Single by Rose Villain featuring Guè

from the album Radio Sakura
- Released: 29 March 2024
- Genre: Bachata
- Length: 2:55
- Label: Warner
- Songwriters: Rosa Luini; Cosimo Fini; Davide Petrella; Giorgio Pesenti; Andrea Ferrara;
- Producers: Sixpm; okgiorgio;

Rose Villain singles chronology
| "Click Boom!" (2024) | "Come un tuono" (2024) | "Ho fatto un sogno" (2024) |

Guè singles chronology
| "Bull terrier" (2023) | "Come un tuono" (2024) | "Umorismo italiano" (2024) |

Music video
- "Come un tuono" on YouTube

= Come un tuono =

"Come un tuono" is a song by Italian singer Rose Villain with featured vocals by Italian rapper Guè. It was released on 29 March 2024 by Warner Music Italy as the third single from her sophomore studio album Radio Sakura.

The song topped the Italian Singles Chart and was certified quadruple platinum in Italy.
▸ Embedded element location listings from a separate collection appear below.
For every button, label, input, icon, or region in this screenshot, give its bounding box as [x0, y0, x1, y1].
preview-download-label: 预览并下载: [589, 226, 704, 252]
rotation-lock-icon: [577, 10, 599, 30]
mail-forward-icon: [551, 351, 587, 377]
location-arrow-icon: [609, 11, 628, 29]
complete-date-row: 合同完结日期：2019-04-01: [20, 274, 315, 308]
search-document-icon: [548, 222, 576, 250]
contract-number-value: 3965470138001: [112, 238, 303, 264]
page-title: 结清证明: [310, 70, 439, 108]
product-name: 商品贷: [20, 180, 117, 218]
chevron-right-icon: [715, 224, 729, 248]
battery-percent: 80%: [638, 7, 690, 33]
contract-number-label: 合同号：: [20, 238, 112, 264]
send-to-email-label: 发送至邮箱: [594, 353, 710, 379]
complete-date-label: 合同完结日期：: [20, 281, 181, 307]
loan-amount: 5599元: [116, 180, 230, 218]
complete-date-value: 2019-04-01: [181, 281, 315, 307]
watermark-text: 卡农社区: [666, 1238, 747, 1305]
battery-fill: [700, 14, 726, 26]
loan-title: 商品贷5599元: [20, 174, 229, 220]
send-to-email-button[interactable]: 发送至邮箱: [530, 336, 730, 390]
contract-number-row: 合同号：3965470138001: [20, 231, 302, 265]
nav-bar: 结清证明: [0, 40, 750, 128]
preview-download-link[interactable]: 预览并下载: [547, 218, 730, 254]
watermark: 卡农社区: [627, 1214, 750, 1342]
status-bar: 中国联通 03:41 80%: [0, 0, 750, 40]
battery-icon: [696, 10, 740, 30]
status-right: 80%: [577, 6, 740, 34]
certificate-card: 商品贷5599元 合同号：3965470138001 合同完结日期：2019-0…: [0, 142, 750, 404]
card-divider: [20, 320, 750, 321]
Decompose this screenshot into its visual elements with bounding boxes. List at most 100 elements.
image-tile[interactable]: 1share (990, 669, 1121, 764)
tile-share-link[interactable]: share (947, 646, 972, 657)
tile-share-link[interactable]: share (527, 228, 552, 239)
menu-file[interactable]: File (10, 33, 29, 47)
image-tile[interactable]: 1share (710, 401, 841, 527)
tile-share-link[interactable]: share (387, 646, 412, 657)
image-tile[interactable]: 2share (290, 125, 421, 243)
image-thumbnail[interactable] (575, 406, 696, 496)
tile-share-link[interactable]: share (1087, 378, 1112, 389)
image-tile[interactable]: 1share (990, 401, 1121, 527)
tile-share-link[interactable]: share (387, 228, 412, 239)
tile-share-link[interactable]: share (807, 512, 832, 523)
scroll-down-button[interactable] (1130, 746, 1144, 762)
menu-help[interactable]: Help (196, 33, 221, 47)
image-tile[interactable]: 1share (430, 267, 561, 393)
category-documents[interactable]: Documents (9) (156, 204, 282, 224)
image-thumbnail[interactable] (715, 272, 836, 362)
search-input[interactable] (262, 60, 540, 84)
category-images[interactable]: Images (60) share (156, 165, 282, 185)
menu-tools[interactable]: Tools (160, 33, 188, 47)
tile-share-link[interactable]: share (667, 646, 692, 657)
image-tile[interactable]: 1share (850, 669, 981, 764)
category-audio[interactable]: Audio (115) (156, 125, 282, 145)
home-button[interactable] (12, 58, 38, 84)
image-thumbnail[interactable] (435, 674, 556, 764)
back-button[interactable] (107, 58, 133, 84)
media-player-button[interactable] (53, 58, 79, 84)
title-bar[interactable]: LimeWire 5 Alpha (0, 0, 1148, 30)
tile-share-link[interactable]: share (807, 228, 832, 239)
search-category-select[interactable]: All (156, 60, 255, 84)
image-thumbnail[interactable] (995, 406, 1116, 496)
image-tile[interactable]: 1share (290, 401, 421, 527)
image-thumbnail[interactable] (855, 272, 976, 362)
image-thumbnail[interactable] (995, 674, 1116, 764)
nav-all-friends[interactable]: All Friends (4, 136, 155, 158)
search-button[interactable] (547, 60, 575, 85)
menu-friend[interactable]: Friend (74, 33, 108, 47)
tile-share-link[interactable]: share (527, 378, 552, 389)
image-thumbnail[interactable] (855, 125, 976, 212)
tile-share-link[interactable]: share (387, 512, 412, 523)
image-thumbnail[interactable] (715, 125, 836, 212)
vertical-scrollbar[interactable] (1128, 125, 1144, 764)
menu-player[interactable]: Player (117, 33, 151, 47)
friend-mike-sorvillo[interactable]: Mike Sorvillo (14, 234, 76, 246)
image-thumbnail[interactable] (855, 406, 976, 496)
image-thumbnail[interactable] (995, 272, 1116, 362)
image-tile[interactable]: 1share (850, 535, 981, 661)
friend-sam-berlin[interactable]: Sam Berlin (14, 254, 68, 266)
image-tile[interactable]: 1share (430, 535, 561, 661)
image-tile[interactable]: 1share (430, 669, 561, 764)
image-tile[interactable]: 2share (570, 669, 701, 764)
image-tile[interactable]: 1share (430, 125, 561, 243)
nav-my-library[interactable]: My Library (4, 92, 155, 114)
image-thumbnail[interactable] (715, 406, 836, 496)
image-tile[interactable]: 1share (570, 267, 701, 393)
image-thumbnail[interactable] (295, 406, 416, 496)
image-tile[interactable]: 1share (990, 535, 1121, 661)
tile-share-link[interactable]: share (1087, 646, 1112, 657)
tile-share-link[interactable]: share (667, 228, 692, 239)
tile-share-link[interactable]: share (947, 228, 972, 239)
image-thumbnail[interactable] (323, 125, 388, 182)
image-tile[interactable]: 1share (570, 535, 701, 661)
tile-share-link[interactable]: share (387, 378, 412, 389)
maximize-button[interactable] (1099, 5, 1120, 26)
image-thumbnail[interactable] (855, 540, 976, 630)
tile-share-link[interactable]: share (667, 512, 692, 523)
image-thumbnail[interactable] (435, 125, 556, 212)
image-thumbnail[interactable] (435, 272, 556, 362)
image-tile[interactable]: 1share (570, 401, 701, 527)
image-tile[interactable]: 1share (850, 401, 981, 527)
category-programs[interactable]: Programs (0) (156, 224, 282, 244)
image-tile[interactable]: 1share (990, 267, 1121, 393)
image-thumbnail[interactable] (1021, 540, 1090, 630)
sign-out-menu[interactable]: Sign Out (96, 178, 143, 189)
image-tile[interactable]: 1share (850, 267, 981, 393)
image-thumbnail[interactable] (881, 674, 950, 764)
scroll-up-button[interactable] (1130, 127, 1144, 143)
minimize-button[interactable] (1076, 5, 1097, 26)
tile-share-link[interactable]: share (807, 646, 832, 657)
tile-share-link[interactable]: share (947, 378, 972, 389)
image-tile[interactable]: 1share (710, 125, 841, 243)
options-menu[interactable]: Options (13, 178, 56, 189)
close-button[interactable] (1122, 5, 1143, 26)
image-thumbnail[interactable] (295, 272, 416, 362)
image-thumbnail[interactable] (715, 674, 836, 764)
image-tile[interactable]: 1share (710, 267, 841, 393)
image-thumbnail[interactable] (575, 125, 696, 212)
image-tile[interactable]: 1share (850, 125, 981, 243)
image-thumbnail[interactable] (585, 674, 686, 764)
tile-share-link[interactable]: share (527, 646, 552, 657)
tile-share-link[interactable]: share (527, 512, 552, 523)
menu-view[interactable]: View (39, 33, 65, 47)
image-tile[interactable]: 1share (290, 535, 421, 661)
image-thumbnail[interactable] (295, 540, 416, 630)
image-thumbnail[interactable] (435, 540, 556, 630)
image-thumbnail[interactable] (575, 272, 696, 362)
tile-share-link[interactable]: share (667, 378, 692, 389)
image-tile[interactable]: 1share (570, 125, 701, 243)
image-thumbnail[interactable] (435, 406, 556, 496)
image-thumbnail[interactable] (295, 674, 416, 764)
A Spanish-language version of the song, "Como un trueno", featuring Colombian rapper Blessd was released on 30 August 2024.

==Music video==
The music video for "Come un tuono", directed by Amedeo Zancanella, was released on the same day via Rose Villain's YouTube channel. Zancanella also directed the video for "Como un trueno", released on 30 August 2024.

==Charts==
===Weekly charts===

Weekly chart performance for "Come un tuono"
| Chart (2024) | Peak position |
|---|---|
| Italy (FIMI) | 1 |
| Italy Airplay (EarOne) | 1 |

===Year-end charts===

2024 year-end chart performance for "Come un tuono"
| Chart (2024) | Position |
|---|---|
| Italy (FIMI) | 2 |

== Certifications ==

| Region | Certification | Certified units/sales |
| Italy (FIMI) | 4× Platinum | 400,000^{‡} |
^{‡} Sales+streaming figures based on certification alone.